Rosquilla banada – another typical Costa Rican food

Friday, March 25th, 2011

Anther typical food of Costa Rica is rosquilla banada. We had a chance to enjoy it only once so far. It reminded me of something between a donut and a Russian Easter cake. The red fondant it was covered with was sweet and crispy.

Empanada, typical Costa Rican Snack

Friday, March 4th, 2011

The empanada is another typical Costa Rican food (and generally Latin American). The empanada is a stuffed pastry which is usually baked or fried. In Costa Rica they usually fry empanadas and use corn dough. The most popular fillings are meats (chicken, beef or pork), beans and cheese.  Our Costa Rican teacher used to bring a new empanada with a different filling every day as she used to make them at home in the morning. Once she also brought an empanada made from wheat dough too but it felt somewhat drier than a regular empanada which was made with corn dough.
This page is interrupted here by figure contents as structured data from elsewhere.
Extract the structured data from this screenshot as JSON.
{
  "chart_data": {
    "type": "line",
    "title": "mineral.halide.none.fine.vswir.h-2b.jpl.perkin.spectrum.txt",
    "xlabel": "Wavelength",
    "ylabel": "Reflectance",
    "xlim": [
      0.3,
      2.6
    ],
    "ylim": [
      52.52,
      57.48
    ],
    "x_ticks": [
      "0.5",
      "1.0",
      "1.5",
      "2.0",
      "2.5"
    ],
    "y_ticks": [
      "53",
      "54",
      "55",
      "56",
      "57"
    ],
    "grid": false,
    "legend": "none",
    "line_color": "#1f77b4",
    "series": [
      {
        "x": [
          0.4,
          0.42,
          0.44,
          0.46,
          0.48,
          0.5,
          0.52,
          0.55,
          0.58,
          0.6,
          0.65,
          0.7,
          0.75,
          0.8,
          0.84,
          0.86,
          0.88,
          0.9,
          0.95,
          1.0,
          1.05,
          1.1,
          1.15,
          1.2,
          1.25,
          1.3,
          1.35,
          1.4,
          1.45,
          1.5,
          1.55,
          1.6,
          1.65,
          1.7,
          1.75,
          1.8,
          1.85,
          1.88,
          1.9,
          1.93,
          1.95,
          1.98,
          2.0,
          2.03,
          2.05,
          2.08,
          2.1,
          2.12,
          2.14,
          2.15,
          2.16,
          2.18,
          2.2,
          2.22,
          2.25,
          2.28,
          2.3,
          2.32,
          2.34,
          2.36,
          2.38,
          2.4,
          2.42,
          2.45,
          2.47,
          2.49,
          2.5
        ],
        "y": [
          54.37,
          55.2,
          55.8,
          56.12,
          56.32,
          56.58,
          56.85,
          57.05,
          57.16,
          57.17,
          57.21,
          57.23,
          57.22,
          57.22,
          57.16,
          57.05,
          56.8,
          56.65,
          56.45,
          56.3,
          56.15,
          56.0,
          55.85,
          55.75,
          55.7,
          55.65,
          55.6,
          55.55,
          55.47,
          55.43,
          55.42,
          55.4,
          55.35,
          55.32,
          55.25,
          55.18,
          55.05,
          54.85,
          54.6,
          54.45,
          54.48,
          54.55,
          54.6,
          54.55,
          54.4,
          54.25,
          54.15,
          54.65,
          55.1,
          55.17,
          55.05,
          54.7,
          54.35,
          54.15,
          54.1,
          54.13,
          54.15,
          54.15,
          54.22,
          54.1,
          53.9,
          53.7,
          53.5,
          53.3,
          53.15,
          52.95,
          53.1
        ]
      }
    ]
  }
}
It is quite tasty and a very typical food for Costa Rica.

How to eat Guanabana

Thursday, February 24th, 2011

Guanabana ( Spanish for soursop) is a tree native to the Caribbean and some parts of Central and South America.

While in Costa Rica we could not go past the fruit in the supermarket as it was of a size of an American football ball.  We decided to give it a try.

The flavor of guanabana is probably closest to a pine-apple with a combination of citrus and somewhat creamy flavors. While dark green on the outside, the white interior is full of big dark seeds. The fruit is quite juicy so were a bit messy.

We were told by locals that when you buy this fruit you should touch it and feel some sort of softness of the skin and it means that the fruit is ready to be consumed. The locals often blend a guanabana pulp with some milk and have it as a drink instead of eating it.